News International Russia-Turkey relations freezing over fast

Russia-Turkey relations freezing over fast

Russia-Turkey relations are freezing over quickly with Moscow upping its defences against Ankara, and Ankara launching its own set of "unofficial" embargo measures, media souces reported on Saturday.
 
Russia has strengthened its anti-aircraft defences in Syria by moving a cruiser towards the coast and deploying new missiles at its main base.
 
The Moskva cruiser's long-range air defence system will provide cover for Russian aircraft, as will the S-400 missiles which arrived on Thursday.
 
The row over Turkey's downing of a Russian combat jet on Tuesday rages on.
 
Turkish President Recep Tayyip Erdogan has warned Russia not to "play with fire" with its operations in Syria.
 
Russia has suspended its visa-free arrangement with Turkey and is planning to introduce a wide range of economic sanctions. President Vladimir Putin wants an apology from Turkey before he will speak to Erdogan.
 
Moscow rejected Turkey's assertion that its Su-24 fighter jet had flown into Turkish air space for 17 seconds after ignoring repeated warnings to change course.
 
A senior Russian commander said the jet had in fact been "ambushed" by two Turkish F-16s patrolling the area for more than an hour beforehand.
 
He said Russian and Syrian radar data proved that a Turkish jet had fired a missile from 2km (1.2 miles) inside Syria.

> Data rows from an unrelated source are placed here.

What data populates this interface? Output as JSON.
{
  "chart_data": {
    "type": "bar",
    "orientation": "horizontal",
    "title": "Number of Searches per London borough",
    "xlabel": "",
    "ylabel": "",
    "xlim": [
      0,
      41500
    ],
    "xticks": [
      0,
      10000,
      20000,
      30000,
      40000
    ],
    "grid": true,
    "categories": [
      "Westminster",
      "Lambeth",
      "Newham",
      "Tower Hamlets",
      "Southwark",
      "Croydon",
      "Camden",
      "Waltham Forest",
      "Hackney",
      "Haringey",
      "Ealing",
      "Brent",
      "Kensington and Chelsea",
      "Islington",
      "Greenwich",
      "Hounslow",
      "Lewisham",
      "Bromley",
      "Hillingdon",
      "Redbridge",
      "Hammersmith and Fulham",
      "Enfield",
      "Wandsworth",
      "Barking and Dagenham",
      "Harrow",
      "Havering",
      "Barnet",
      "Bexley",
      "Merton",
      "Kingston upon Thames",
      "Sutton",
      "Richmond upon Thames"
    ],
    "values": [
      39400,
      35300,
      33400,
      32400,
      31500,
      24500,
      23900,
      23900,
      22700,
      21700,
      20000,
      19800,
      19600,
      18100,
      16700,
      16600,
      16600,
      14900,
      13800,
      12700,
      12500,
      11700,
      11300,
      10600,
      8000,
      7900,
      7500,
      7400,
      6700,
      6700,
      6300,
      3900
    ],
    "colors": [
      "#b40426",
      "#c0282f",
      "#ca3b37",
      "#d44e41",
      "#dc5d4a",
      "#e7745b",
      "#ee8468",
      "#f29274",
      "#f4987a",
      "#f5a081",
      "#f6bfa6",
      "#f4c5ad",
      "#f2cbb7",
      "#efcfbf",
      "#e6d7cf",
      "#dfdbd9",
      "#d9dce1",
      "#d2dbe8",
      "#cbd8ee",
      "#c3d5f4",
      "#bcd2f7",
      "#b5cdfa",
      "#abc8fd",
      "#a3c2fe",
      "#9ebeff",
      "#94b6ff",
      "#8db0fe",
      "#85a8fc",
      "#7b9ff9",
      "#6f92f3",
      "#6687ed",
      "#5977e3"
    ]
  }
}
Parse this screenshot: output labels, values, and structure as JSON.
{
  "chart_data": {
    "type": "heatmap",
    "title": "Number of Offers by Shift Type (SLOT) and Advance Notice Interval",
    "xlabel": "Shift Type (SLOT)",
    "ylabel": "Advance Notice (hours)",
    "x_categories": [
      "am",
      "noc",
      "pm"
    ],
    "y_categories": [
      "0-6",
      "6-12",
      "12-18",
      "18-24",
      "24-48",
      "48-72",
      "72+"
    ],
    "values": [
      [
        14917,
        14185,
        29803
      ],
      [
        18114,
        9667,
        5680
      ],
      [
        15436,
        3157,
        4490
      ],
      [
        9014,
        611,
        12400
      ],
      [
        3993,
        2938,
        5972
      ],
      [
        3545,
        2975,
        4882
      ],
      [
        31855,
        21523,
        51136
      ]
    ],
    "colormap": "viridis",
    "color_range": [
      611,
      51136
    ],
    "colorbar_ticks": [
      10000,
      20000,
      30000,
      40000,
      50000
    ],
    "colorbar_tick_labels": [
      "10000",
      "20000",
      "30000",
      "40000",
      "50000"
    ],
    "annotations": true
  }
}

Turkey did not respond to the allegation.
 
The long-range S-400 system was delivered to Russia's Hmeimim air base just 50km from the border with Turkey.
 
Russian aircraft have been using the base to attack opponents of Syrian President Bashar al-Assad since 30 September.
 
Turkey, which is a member of NATO and of a US-led coalition in the region, insists Assad must step down before any political solution to the Syrian conflict is found.
 
Both countries say they are trying to rid the region of the so-called Islamic State (IS) group, which claimed the recent attacks on Paris and also on a Russian airliner.
 
US says Russia did not inform on flight plan
 
Russia did not inform the US military of its jet's flight plan before Turkey shot it down on Tuesday, despite assertions to the contrary by Russian President Vladimir Putin, two US officials told Reuters on Friday, speaking on condition of anonymity.
 
Putin has suggested some degree of US culpability in the aftermath of the incident, even hinting that the United States might have given detailed Russian operational plans to Turkey ahead of time.
 
Turkey takes measures against Russia
 
After Russia took a series of measures against Turkey to enact visa restrictions, impact trade and economic relations, Ankara responded with its own series of measures against Moscow, Sigma TV’s correspondent in Turkey reported.
 
The correspondent said that Turkey had decided to take its own counter-measures for the “unofficial” economic embargo that Moscow has launched against it.  
 
Ankara has “unofficially” decided on the following measures Sigma reported:
 
- Lorries and containers that come from Russia will wait to enter last at all border crossings
- Russian products will be extensively checked.  Products that are heading to other countries with Turkey as a transit country will have to wait a long time for processing.
- Russian businesspeople travelling to Turkey will have to have a return ticket and show a hotel reservation.
- Measures at the civil aviation will be taken, with deportations set to rise after checks if travellers don’t adhere to Turkish rules for entrance and stay in the country.